3 ディメンション材とは「2x4(ツーバイフォー)材」をはじめとする構造用製材。主に木造枠組壁工法(2×4工法)による住宅に使用されている。

「ウッドサイクル」が生み出す価値

 住友林業グループの価値創造の根幹にあるのが、「ウッドサイクル」という当社独自のバリューチェーンです。森林を育て、木材として利用し、建築物として長く活用し、再び森林を育てる。この循環を通じて価値を生み出していくことが、当社グループの使命だと考えています。
 近年、気候変動問題への関心が高まる中で、森林資源の循環利用や木材利用の積極的な拡大は、社会的にも大きな意義を持つものとなっています。森林はCO₂を吸収し、木材として利用されることで炭素を長期間固定します。さらに木材を建築物として活用することで、その炭素は都市の中で長く蓄えられます。こうして森林から都市へとつながる炭素固定の連鎖が、脱炭素社会の実現にも貢献します。

森林資源の脱炭素インパクト

 また森林は、木材供給に留まらずさまざまな恩恵(生態系サービス)を私たち人間社会に提供していますが、経済的価値として正当に評価されるまでには至っていません。生態系サービスの価値を測定し数値化することは容易ではありませんが、住友林業は国内外の森林企業18社によるプロジェクトに参画し、森林からの木材供給に加え、水供給、気候調整、生物多様性の生息地維持、土壌と堆積物維持など7つの指標を選び数値化し、最終的には金額換算にまでチャレンジします。
 当社グループは、再生可能な資源である木材を軸に、森林、木材、建築、再生可能エネルギーといった事業をグローバルに展開しています。これらの事業はそれぞれの市場で独立した価値を生み出していますが、その根底にあるのが「ウッドサイクル」です。この循環を持続的に回すことは、脱炭素社会の実現にとどまらず、資源の安定的な供給や生物多様性の保全、地域経済の持続性強化にもつながります。そしてこの目標を達成するためには、バリューチェーン全体で創出された付加価値を可視化し、ステークホルダーの間での価値配分を最適化することが必要だと認識しています。
 私たちは、サプライチェーンにおける事業者の皆様、そして一人ひとりの社員に至るまで、脱炭素社会の実現をはじめとする共通の目標を持ち、それぞれの行動を方向づけ、社会からの信頼を積み重ねていきます。

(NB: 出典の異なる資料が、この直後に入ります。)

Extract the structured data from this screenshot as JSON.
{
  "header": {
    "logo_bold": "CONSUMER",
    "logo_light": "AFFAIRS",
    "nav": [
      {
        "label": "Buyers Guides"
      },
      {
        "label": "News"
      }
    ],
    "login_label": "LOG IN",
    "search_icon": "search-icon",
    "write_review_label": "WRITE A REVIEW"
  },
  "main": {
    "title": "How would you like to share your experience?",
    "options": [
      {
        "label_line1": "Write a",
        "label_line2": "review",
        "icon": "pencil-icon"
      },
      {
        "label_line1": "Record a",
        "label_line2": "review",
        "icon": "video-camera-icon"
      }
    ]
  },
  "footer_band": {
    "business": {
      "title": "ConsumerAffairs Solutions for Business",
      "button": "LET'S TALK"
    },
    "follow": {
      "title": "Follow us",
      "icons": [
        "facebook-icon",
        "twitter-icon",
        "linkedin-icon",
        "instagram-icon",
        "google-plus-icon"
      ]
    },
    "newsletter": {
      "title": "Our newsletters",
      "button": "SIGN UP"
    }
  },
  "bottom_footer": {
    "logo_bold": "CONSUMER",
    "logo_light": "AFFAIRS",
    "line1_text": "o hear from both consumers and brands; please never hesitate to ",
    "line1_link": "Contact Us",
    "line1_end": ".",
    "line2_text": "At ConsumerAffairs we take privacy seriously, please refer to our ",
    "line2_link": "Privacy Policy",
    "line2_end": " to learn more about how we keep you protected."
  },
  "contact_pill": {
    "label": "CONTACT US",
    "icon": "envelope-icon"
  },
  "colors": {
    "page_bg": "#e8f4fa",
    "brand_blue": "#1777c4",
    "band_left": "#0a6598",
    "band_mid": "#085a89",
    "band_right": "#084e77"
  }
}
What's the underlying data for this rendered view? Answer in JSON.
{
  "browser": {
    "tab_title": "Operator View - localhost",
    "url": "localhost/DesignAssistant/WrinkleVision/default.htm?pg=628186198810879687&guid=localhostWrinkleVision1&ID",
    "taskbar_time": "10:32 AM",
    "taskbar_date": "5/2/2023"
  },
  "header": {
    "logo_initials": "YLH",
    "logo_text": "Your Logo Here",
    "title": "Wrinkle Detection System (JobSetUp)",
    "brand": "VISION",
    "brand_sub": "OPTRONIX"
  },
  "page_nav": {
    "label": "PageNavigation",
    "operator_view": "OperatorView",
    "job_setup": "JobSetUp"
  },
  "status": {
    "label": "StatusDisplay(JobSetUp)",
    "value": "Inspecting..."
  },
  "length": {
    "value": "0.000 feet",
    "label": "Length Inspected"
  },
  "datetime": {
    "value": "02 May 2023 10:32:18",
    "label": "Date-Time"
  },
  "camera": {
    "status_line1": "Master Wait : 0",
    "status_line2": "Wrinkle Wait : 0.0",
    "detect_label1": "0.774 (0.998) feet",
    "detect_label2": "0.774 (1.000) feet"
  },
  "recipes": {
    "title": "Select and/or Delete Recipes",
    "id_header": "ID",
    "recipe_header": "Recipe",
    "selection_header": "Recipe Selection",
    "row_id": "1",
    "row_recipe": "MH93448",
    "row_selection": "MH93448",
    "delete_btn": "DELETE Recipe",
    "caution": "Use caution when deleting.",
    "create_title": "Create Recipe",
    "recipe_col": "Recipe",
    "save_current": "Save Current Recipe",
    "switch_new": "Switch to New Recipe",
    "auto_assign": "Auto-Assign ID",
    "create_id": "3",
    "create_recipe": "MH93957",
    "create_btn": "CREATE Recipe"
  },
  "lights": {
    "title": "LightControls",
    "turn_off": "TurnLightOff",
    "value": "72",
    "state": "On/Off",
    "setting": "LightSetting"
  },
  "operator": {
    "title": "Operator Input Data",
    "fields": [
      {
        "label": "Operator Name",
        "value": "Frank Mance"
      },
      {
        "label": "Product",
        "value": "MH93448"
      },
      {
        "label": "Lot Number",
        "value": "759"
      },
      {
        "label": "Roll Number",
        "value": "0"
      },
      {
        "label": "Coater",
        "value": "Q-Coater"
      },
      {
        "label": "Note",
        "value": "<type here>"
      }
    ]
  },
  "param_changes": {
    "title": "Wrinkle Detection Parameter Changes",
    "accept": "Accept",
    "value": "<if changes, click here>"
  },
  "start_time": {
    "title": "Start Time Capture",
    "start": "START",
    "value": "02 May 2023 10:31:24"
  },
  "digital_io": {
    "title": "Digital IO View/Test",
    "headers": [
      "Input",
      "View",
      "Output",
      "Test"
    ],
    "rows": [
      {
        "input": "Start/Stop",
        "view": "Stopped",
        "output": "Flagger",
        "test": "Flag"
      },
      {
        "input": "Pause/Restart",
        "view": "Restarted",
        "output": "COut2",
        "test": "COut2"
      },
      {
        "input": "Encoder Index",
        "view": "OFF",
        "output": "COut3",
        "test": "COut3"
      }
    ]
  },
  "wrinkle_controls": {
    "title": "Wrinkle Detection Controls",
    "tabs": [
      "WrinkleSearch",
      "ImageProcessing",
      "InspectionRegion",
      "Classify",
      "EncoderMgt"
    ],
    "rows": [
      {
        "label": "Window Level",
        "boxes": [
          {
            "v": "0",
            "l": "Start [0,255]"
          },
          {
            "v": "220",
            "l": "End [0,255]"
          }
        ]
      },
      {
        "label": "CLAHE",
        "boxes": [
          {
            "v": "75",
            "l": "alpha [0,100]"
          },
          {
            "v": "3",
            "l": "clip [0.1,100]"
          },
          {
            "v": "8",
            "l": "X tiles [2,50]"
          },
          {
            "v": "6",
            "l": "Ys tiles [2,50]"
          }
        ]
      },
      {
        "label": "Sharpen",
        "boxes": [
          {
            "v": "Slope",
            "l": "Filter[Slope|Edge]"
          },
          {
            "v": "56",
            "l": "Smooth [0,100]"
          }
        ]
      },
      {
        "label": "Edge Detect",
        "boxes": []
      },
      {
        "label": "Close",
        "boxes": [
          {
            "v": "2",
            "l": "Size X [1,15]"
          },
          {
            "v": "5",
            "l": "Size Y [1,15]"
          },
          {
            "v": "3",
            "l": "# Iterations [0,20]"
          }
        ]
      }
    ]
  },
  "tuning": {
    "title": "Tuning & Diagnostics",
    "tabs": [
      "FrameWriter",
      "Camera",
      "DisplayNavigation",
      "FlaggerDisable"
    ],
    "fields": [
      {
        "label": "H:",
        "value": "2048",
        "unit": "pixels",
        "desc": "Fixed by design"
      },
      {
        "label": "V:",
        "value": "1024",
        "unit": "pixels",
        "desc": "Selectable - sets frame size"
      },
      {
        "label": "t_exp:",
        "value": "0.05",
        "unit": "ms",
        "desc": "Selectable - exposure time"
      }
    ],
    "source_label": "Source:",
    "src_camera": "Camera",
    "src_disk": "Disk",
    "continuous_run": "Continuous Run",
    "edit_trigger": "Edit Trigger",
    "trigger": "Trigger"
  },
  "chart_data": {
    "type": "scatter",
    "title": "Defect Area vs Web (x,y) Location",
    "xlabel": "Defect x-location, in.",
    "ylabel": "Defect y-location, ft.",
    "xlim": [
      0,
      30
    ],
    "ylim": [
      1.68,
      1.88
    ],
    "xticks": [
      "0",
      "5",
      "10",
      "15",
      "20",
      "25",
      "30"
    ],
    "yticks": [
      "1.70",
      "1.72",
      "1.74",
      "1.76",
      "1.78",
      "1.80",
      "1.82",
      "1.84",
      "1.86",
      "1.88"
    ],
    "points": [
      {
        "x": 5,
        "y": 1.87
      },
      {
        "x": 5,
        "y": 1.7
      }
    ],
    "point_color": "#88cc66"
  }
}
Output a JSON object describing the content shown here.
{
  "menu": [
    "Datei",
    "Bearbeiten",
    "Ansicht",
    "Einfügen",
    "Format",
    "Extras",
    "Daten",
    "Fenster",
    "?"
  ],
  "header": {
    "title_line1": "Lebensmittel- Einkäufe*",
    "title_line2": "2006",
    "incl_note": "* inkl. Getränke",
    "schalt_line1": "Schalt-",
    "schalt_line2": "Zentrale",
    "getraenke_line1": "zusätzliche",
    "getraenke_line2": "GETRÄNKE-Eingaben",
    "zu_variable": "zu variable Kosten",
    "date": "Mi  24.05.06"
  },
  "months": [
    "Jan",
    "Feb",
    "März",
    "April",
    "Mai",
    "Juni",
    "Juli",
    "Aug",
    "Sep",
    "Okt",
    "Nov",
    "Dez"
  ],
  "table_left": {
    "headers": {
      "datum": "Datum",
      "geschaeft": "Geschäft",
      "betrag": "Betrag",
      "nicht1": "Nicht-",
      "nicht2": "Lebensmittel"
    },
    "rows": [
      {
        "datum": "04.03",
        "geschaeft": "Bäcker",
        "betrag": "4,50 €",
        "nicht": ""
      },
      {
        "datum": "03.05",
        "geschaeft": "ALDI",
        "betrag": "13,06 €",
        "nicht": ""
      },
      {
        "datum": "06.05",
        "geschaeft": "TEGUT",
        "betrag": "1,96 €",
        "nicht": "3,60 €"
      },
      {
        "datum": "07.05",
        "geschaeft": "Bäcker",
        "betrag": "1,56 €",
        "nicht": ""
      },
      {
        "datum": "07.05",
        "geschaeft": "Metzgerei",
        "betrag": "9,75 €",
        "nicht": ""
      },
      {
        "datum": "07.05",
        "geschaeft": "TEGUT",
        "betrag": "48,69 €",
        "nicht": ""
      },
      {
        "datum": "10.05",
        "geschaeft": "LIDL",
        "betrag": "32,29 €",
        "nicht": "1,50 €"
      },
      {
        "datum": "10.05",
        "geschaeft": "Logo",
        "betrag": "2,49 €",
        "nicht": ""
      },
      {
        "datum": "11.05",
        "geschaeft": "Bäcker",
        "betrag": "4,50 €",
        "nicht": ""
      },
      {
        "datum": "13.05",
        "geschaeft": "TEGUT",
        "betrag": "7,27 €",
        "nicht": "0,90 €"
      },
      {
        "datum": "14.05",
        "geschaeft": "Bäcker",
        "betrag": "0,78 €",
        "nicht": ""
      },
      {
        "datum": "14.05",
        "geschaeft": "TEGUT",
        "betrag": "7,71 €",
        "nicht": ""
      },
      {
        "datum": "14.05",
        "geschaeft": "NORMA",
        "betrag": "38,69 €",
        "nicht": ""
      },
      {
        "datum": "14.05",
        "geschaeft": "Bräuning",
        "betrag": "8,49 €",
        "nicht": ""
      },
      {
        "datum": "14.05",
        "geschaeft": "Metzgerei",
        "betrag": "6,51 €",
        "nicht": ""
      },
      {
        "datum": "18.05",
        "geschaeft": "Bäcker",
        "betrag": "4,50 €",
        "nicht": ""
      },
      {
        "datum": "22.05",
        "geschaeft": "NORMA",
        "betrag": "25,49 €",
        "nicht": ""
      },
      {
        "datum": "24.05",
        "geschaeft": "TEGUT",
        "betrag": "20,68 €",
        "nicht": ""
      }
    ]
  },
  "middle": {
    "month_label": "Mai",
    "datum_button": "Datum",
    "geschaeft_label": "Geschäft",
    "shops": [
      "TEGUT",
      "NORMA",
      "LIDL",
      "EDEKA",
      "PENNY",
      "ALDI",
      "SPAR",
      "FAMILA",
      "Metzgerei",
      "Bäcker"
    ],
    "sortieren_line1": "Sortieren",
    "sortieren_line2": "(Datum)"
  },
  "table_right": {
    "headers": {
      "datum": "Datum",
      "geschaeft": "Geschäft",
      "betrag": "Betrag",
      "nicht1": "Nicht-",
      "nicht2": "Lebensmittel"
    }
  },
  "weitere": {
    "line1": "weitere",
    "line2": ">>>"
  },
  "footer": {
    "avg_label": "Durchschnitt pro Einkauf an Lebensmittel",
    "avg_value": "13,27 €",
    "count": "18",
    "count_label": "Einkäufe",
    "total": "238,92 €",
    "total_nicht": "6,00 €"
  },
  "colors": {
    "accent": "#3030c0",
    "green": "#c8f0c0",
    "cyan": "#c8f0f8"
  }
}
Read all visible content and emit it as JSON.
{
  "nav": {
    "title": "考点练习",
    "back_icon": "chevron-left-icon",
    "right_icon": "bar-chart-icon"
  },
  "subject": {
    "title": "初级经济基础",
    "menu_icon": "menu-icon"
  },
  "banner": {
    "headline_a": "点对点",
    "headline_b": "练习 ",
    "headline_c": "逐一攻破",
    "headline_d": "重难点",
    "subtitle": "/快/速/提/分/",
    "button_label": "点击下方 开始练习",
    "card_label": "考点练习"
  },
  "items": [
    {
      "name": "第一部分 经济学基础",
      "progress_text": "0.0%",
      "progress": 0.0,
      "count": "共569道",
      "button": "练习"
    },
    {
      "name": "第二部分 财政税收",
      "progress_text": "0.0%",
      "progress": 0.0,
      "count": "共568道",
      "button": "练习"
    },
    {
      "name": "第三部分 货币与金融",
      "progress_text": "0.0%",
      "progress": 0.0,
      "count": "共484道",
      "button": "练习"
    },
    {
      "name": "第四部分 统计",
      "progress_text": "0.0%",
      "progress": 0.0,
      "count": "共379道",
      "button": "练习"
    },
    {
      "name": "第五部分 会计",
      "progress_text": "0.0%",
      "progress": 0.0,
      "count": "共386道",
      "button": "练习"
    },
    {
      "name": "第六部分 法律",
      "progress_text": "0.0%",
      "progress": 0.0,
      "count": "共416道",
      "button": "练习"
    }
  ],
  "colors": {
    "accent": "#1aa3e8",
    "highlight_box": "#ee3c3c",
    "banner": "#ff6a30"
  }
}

信頼と共通の志のもと、「地球環境への価値」、「人と社会への価値」、「市場経済への価値」の3つの価値を同時に実現し、長期的に持続可能な社会の構築に貢献していくことを目指しています。

未来に向けて

光吉社長

 住友林業グループの事業は、多くのステークホルダーの皆様の支えによって成り立っています。株主・投資家の皆様、お客様、地域社会の皆様、そして日々事業に取り組む社員に対して、心より感謝申し上げます。
 不確実性の高い時代において、企業に求められる役割はますます大きくなっています。私たちは、長期ビジョンの実現に向け、事業基盤の強化と価値創造の深化に取り組み、持続可能な社会の実現と企業価値の向上の両立を目指します。とりわけ、世界各地で事業を推進する社員一人ひとりの挑戦が、住友林業グループの価値創造を支えています。多様な事業と地域をつなぐ力をさらに高め、グローバルに価値を創出できる企業へと成長していきます。